Google debuts Gemini Omni: Multimodal AI that creates anything from any input

By admin | May 19, 2026 | 4 min read

When Google introduced Gemini three years ago, the ambition was to create a multimodal large language model—a unified neural network trained on text, images, audio, and video, capable of generating content in any of these formats. Today, at the Google I/O developer conference, the company took a concrete step toward that vision with Gemini Omni, a new family of multimodal models. According to CEO Sundar Pichai, Omni will be able to "create anything from any input."

The rollout begins with video capabilities. Users can now combine images, audio, video, and text, and rather than simply stitching these inputs together, Omni reasons across all of them to produce a cohesive output. The result is high-quality videos that demonstrate an understanding of physics, culture, history, and science. Omni also allows users to edit photos using plain text commands instead of complex editing software, similar to Google’s Nano Banana. While Google already has a dedicated video model called Veo, which lets users turn text and images into videos and customize avatars, DeepMind’s director of product management, Nicole Brichtova, emphasizes that today’s release is more than just an update to Veo. "It’s the next step towards the progression of combining the intelligence of Gemini with the rendering capabilities of our media models," she said.

During a media briefing on Monday, DeepMind’s chief technologist, Koray Kavukcuoglu, offered an example: when Omni was given a simple prompt like "a claymation explainer of protein folding," it quickly rendered a stop-motion video with a voice-over explaining, "Proteins start as chains of amino acids. They fold into patterns like the alpha helix and flat sections called beta sheets, forming a perfect three-dimensional shape."

The long-term vision for Omni is even broader, involving the model generating images from audio or audio from video. "When we first announced Gemini, it was our first AI model to be natively multimodal," Pichai said during the briefing. "We knew that training it on a combination of text, code, audio, images, and video would give it a deeper understanding of the world. With world models, AI is moving from predicting text to simulating reality. Gemini Omni is the next step in that direction."

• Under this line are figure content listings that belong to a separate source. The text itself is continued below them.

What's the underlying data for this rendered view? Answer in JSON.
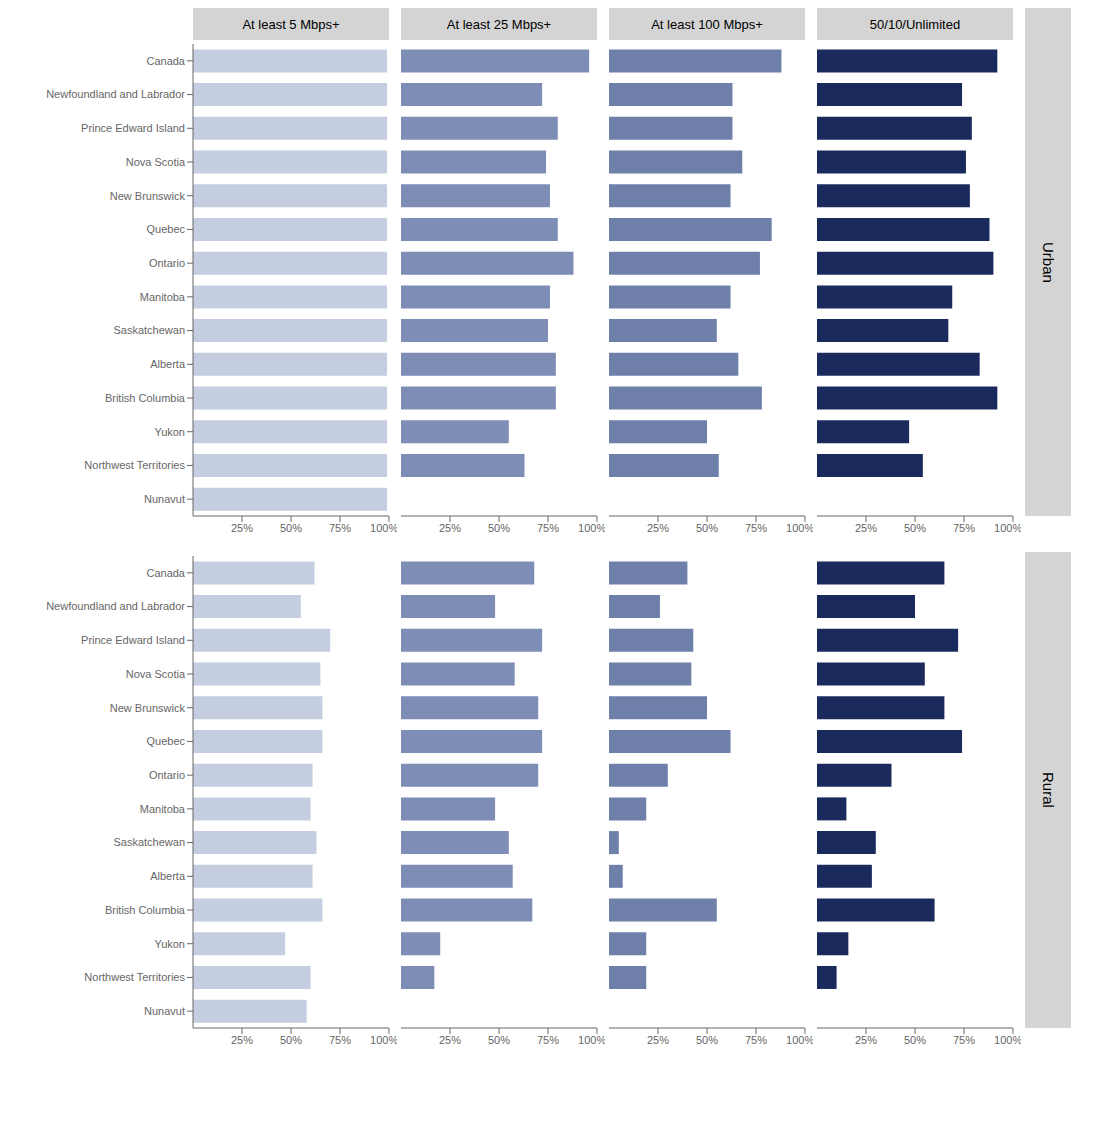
{
  "chart_data": [
    {
      "type": "bar",
      "orientation": "horizontal",
      "title": "At least 5 Mbps+",
      "categories": [
        "Canada",
        "Newfoundland and Labrador",
        "Prince Edward Island",
        "Nova Scotia",
        "New Brunswick",
        "Quebec",
        "Ontario",
        "Manitoba",
        "Saskatchewan",
        "Alberta",
        "British Columbia",
        "Yukon",
        "Northwest Territories",
        "Nunavut"
      ],
      "values": [
        99,
        99,
        99,
        99,
        99,
        99,
        99,
        99,
        99,
        99,
        99,
        99,
        99,
        99
      ],
      "color": "#c5cde0",
      "xlim": [
        0,
        100
      ],
      "xticks": [
        {
          "value": 25,
          "label": "25%"
        },
        {
          "value": 50,
          "label": "50%"
        },
        {
          "value": 75,
          "label": "75%"
        },
        {
          "value": 100,
          "label": "100%"
        }
      ],
      "grid": false
    },
    {
      "type": "bar",
      "orientation": "horizontal",
      "title": "At least 25 Mbps+",
      "categories": [
        "Canada",
        "Newfoundland and Labrador",
        "Prince Edward Island",
        "Nova Scotia",
        "New Brunswick",
        "Quebec",
        "Ontario",
        "Manitoba",
        "Saskatchewan",
        "Alberta",
        "British Columbia",
        "Yukon",
        "Northwest Territories",
        "Nunavut"
      ],
      "values": [
        96,
        72,
        80,
        74,
        76,
        80,
        88,
        76,
        75,
        79,
        79,
        55,
        63,
        0
      ],
      "color": "#7d8db5",
      "xlim": [
        0,
        100
      ],
      "xticks": [
        {
          "value": 25,
          "label": "25%"
        },
        {
          "value": 50,
          "label": "50%"
        },
        {
          "value": 75,
          "label": "75%"
        },
        {
          "value": 100,
          "label": "100%"
        }
      ],
      "grid": false,
      "tick_labels": "x"
    },
    {
      "type": "bar",
      "orientation": "horizontal",
      "title": "At least 100 Mbps+",
      "categories": [
        "Canada",
        "Newfoundland and Labrador",
        "Prince Edward Island",
        "Nova Scotia",
        "New Brunswick",
        "Quebec",
        "Ontario",
        "Manitoba",
        "Saskatchewan",
        "Alberta",
        "British Columbia",
        "Yukon",
        "Northwest Territories",
        "Nunavut"
      ],
      "values": [
        88,
        63,
        63,
        68,
        62,
        83,
        77,
        62,
        55,
        66,
        78,
        50,
        56,
        0
      ],
      "color": "#6e80aa",
      "xlim": [
        0,
        100
      ],
      "xticks": [
        {
          "value": 25,
          "label": "25%"
        },
        {
          "value": 50,
          "label": "50%"
        },
        {
          "value": 75,
          "label": "75%"
        },
        {
          "value": 100,
          "label": "100%"
        }
      ],
      "grid": false,
      "tick_labels": "x"
    },
    {
      "type": "bar",
      "orientation": "horizontal",
      "title": "50/10/Unlimited",
      "subtitle": "Urban",
      "categories": [
        "Canada",
        "Newfoundland and Labrador",
        "Prince Edward Island",
        "Nova Scotia",
        "New Brunswick",
        "Quebec",
        "Ontario",
        "Manitoba",
        "Saskatchewan",
        "Alberta",
        "British Columbia",
        "Yukon",
        "Northwest Territories",
        "Nunavut"
      ],
      "values": [
        92,
        74,
        79,
        76,
        78,
        88,
        90,
        69,
        67,
        83,
        92,
        47,
        54,
        0
      ],
      "color": "#1b2a5c",
      "xlim": [
        0,
        100
      ],
      "xticks": [
        {
          "value": 25,
          "label": "25%"
        },
        {
          "value": 50,
          "label": "50%"
        },
        {
          "value": 75,
          "label": "75%"
        },
        {
          "value": 100,
          "label": "100%"
        }
      ],
      "grid": false,
      "tick_labels": "x"
    },
    {
      "type": "bar",
      "orientation": "horizontal",
      "categories": [
        "Canada",
        "Newfoundland and Labrador",
        "Prince Edward Island",
        "Nova Scotia",
        "New Brunswick",
        "Quebec",
        "Ontario",
        "Manitoba",
        "Saskatchewan",
        "Alberta",
        "British Columbia",
        "Yukon",
        "Northwest Territories",
        "Nunavut"
      ],
      "values": [
        62,
        55,
        70,
        65,
        66,
        66,
        61,
        60,
        63,
        61,
        66,
        47,
        60,
        58
      ],
      "color": "#c5cde0",
      "xlim": [
        0,
        100
      ],
      "xticks": [
        {
          "value": 25,
          "label": "25%"
        },
        {
          "value": 50,
          "label": "50%"
        },
        {
          "value": 75,
          "label": "75%"
        },
        {
          "value": 100,
          "label": "100%"
        }
      ],
      "grid": false
    },
    {
      "type": "bar",
      "orientation": "horizontal",
      "categories": [
        "Canada",
        "Newfoundland and Labrador",
        "Prince Edward Island",
        "Nova Scotia",
        "New Brunswick",
        "Quebec",
        "Ontario",
        "Manitoba",
        "Saskatchewan",
        "Alberta",
        "British Columbia",
        "Yukon",
        "Northwest Territories",
        "Nunavut"
      ],
      "values": [
        68,
        48,
        72,
        58,
        70,
        72,
        70,
        48,
        55,
        57,
        67,
        20,
        17,
        0
      ],
      "color": "#7d8db5",
      "xlim": [
        0,
        100
      ],
      "xticks": [
        {
          "value": 25,
          "label": "25%"
        },
        {
          "value": 50,
          "label": "50%"
        },
        {
          "value": 75,
          "label": "75%"
        },
        {
          "value": 100,
          "label": "100%"
        }
      ],
      "grid": false,
      "tick_labels": "x"
    },
    {
      "type": "bar",
      "orientation": "horizontal",
      "categories": [
        "Canada",
        "Newfoundland and Labrador",
        "Prince Edward Island",
        "Nova Scotia",
        "New Brunswick",
        "Quebec",
        "Ontario",
        "Manitoba",
        "Saskatchewan",
        "Alberta",
        "British Columbia",
        "Yukon",
        "Northwest Territories",
        "Nunavut"
      ],
      "values": [
        40,
        26,
        43,
        42,
        50,
        62,
        30,
        19,
        5,
        7,
        55,
        19,
        19,
        0
      ],
      "color": "#6e80aa",
      "xlim": [
        0,
        100
      ],
      "xticks": [
        {
          "value": 25,
          "label": "25%"
        },
        {
          "value": 50,
          "label": "50%"
        },
        {
          "value": 75,
          "label": "75%"
        },
        {
          "value": 100,
          "label": "100%"
        }
      ],
      "grid": false,
      "tick_labels": "x"
    },
    {
      "type": "bar",
      "orientation": "horizontal",
      "subtitle": "Rural",
      "categories": [
        "Canada",
        "Newfoundland and Labrador",
        "Prince Edward Island",
        "Nova Scotia",
        "New Brunswick",
        "Quebec",
        "Ontario",
        "Manitoba",
        "Saskatchewan",
        "Alberta",
        "British Columbia",
        "Yukon",
        "Northwest Territories",
        "Nunavut"
      ],
      "values": [
        65,
        50,
        72,
        55,
        65,
        74,
        38,
        15,
        30,
        28,
        60,
        16,
        10,
        0
      ],
      "color": "#1b2a5c",
      "xlim": [
        0,
        100
      ],
      "xticks": [
        {
          "value": 25,
          "label": "25%"
        },
        {
          "value": 50,
          "label": "50%"
        },
        {
          "value": 75,
          "label": "75%"
        },
        {
          "value": 100,
          "label": "100%"
        }
      ],
      "grid": false,
      "tick_labels": "x"
    }
  ]
}
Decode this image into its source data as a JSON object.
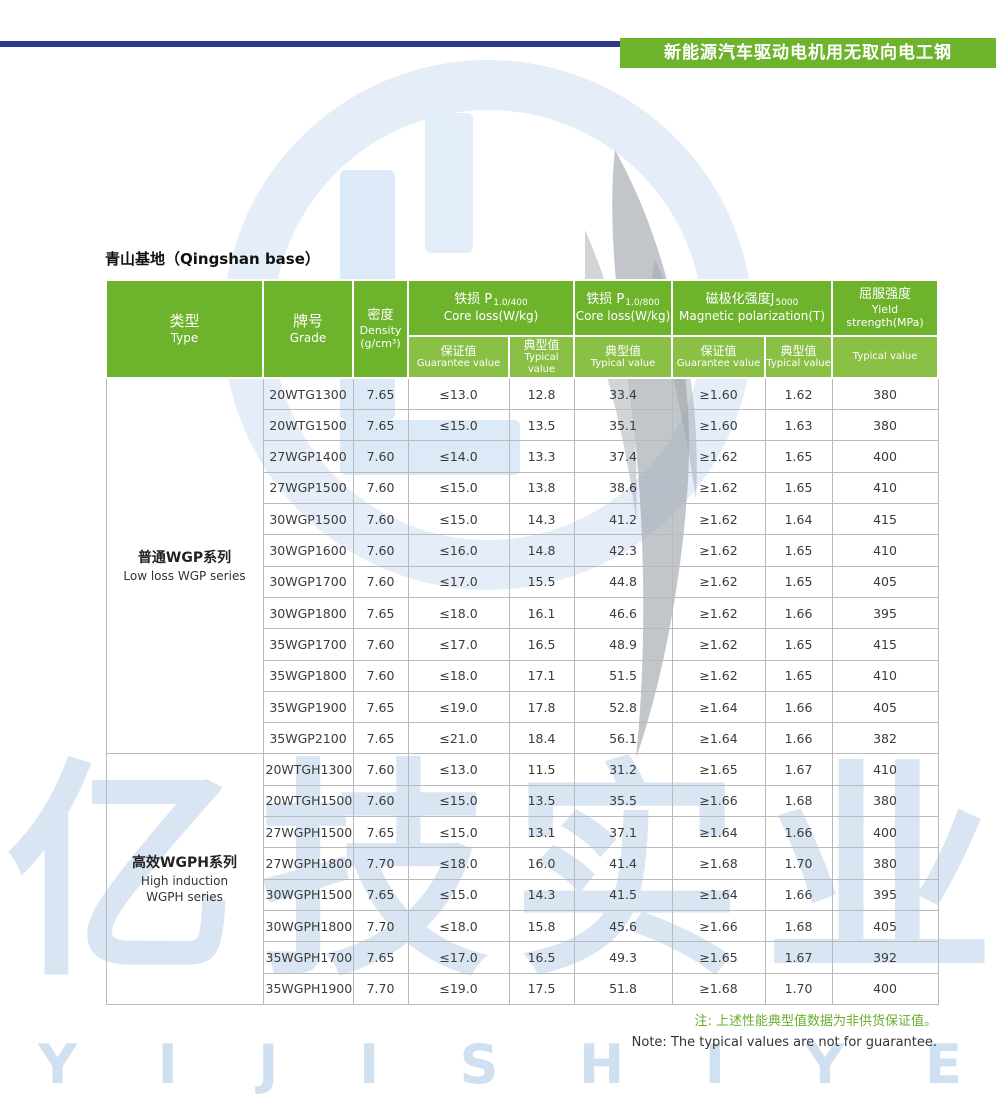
{
  "page": {
    "banner_title": "新能源汽车驱动电机用无取向电工钢",
    "section_title": "青山基地（Qingshan base）",
    "note_cn": "注: 上述性能典型值数据为非供货保证值。",
    "note_en": "Note: The typical values are not for guarantee.",
    "watermark_cn": "亿技实业",
    "watermark_en": "YIJISHIYE"
  },
  "colors": {
    "header_green": "#6db32c",
    "subheader_green": "#8ac046",
    "banner_blue": "#2d3a8c",
    "watermark_blue": "#dce9f6",
    "note_green": "#6aae2c"
  },
  "table": {
    "header": {
      "type": {
        "cn": "类型",
        "en": "Type"
      },
      "grade": {
        "cn": "牌号",
        "en": "Grade"
      },
      "density": {
        "cn": "密度",
        "en": "Density",
        "unit": "(g/cm³)"
      },
      "core_loss_400": {
        "label_cn": "铁损 P",
        "subscript": "1.0/400",
        "label_en": "Core loss(W/kg)"
      },
      "core_loss_800": {
        "label_cn": "铁损 P",
        "subscript": "1.0/800",
        "label_en": "Core loss(W/kg)"
      },
      "polarization": {
        "label_cn": "磁极化强度J",
        "subscript": "5000",
        "label_en": "Magnetic polarization(T)"
      },
      "yield": {
        "cn": "屈服强度",
        "en_line1": "Yield",
        "en_line2": "strength(MPa)"
      },
      "sub": {
        "guarantee_cn": "保证值",
        "guarantee_en": "Guarantee value",
        "typical_cn": "典型值",
        "typical_en": "Typical value",
        "typical_only": "Typical value"
      }
    },
    "groups": [
      {
        "name_cn": "普通WGP系列",
        "name_en": [
          "Low loss WGP series"
        ],
        "rows": [
          [
            "20WTG1300",
            "7.65",
            "≤13.0",
            "12.8",
            "33.4",
            "≥1.60",
            "1.62",
            "380"
          ],
          [
            "20WTG1500",
            "7.65",
            "≤15.0",
            "13.5",
            "35.1",
            "≥1.60",
            "1.63",
            "380"
          ],
          [
            "27WGP1400",
            "7.60",
            "≤14.0",
            "13.3",
            "37.4",
            "≥1.62",
            "1.65",
            "400"
          ],
          [
            "27WGP1500",
            "7.60",
            "≤15.0",
            "13.8",
            "38.6",
            "≥1.62",
            "1.65",
            "410"
          ],
          [
            "30WGP1500",
            "7.60",
            "≤15.0",
            "14.3",
            "41.2",
            "≥1.62",
            "1.64",
            "415"
          ],
          [
            "30WGP1600",
            "7.60",
            "≤16.0",
            "14.8",
            "42.3",
            "≥1.62",
            "1.65",
            "410"
          ],
          [
            "30WGP1700",
            "7.60",
            "≤17.0",
            "15.5",
            "44.8",
            "≥1.62",
            "1.65",
            "405"
          ],
          [
            "30WGP1800",
            "7.65",
            "≤18.0",
            "16.1",
            "46.6",
            "≥1.62",
            "1.66",
            "395"
          ],
          [
            "35WGP1700",
            "7.60",
            "≤17.0",
            "16.5",
            "48.9",
            "≥1.62",
            "1.65",
            "415"
          ],
          [
            "35WGP1800",
            "7.60",
            "≤18.0",
            "17.1",
            "51.5",
            "≥1.62",
            "1.65",
            "410"
          ],
          [
            "35WGP1900",
            "7.65",
            "≤19.0",
            "17.8",
            "52.8",
            "≥1.64",
            "1.66",
            "405"
          ],
          [
            "35WGP2100",
            "7.65",
            "≤21.0",
            "18.4",
            "56.1",
            "≥1.64",
            "1.66",
            "382"
          ]
        ]
      },
      {
        "name_cn": "高效WGPH系列",
        "name_en": [
          "High induction",
          "WGPH series"
        ],
        "rows": [
          [
            "20WTGH1300",
            "7.60",
            "≤13.0",
            "11.5",
            "31.2",
            "≥1.65",
            "1.67",
            "410"
          ],
          [
            "20WTGH1500",
            "7.60",
            "≤15.0",
            "13.5",
            "35.5",
            "≥1.66",
            "1.68",
            "380"
          ],
          [
            "27WGPH1500",
            "7.65",
            "≤15.0",
            "13.1",
            "37.1",
            "≥1.64",
            "1.66",
            "400"
          ],
          [
            "27WGPH1800",
            "7.70",
            "≤18.0",
            "16.0",
            "41.4",
            "≥1.68",
            "1.70",
            "380"
          ],
          [
            "30WGPH1500",
            "7.65",
            "≤15.0",
            "14.3",
            "41.5",
            "≥1.64",
            "1.66",
            "395"
          ],
          [
            "30WGPH1800",
            "7.70",
            "≤18.0",
            "15.8",
            "45.6",
            "≥1.66",
            "1.68",
            "405"
          ],
          [
            "35WGPH1700",
            "7.65",
            "≤17.0",
            "16.5",
            "49.3",
            "≥1.65",
            "1.67",
            "392"
          ],
          [
            "35WGPH1900",
            "7.70",
            "≤19.0",
            "17.5",
            "51.8",
            "≥1.68",
            "1.70",
            "400"
          ]
        ]
      }
    ]
  }
}
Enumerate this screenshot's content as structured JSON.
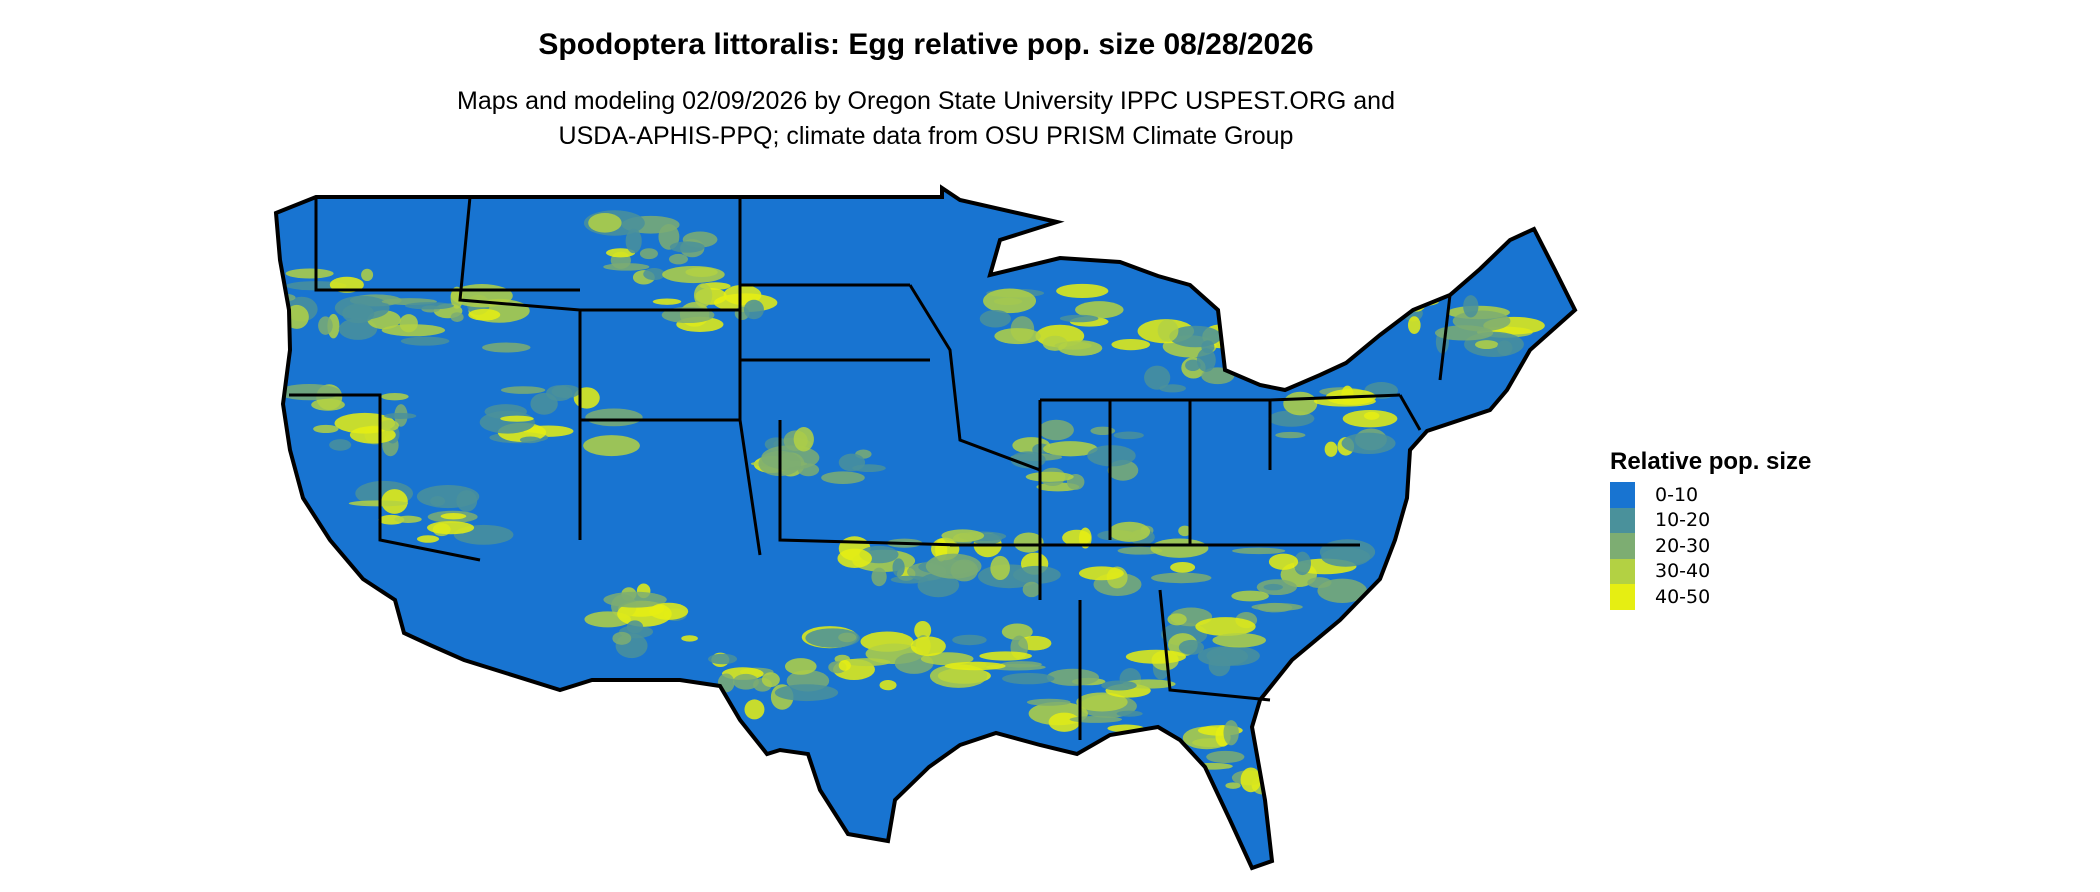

As part of the release, users will also be able to create videos featuring their own digital avatars—a feature popularized by OpenAI’s now-defunct Sora app through Cameos. To prevent deepfakes, users must go through a dedicated onboarding process, which involves recording themselves and reciting a series of numbers, according to Brichtova. The avatar is then stored for future use. Additionally, all videos created with Omni will include Google’s SynthID digital watermark, enabling users to verify whether videos were generated using Gemini products. The first model in the family, Gemini Omni Flash, will roll out today to the Gemini app, YouTube Shorts, and the AI creative studio Flow. Flash can render up to 10 seconds of video. Brichtova notes that this isn’t a model limitation but a deliberate decision to make it more accessible, anticipating that most users won’t want to create longer videos just yet. However, longer durations are planned for the near future. Google appears to be positioning Omni Flash as a consumer tool. Barth-Maron put it simply: "They’re like personalized memes."

"We definitely did focus on making this easy to use for consumers," Brichtova said. "Not many video models have breached that chasm with consumers, so this is our play to do that."

The ease of use comes with a caveat: Brichtova and Barth-Maron noted that editing prompts will need to be highly specific, otherwise Omni risks over-editing or unintentionally altering elements the user wanted to keep—a problem Nano Banana users would have encountered.

Despite the near-term consumer focus, Omni’s enterprise and creative implications are clear. Google will make Omni available via API in the coming weeks. The avatar-generating tool—already available today on Shorts—is expected to be adopted by content creators. More broadly, an end-to-end multimodal workflow could be transformative for advertisers and filmmakers. Startup Luma AI is developing a similar agentic tool that can generate an entire ad campaign from a short brief and a product image, powered by its own "unified" model. "We’re actually pretty proud of the model’s text-rendering capabilities, which is really useful for things like advertising," Brichtova said. "If you want a product somewhere, or even just a slogan, it needs to be accurate… We definitely anticipate filmmakers and other kinds of creators are going to be using this model as well."

The more professional use cases might be better served by the Omni Pro model, which should perform better across all Omni tasks. Google hasn’t announced a release date for Pro yet, but Brichtova said it will happen when "we feel like we’re at a point where we have a step change above Flash."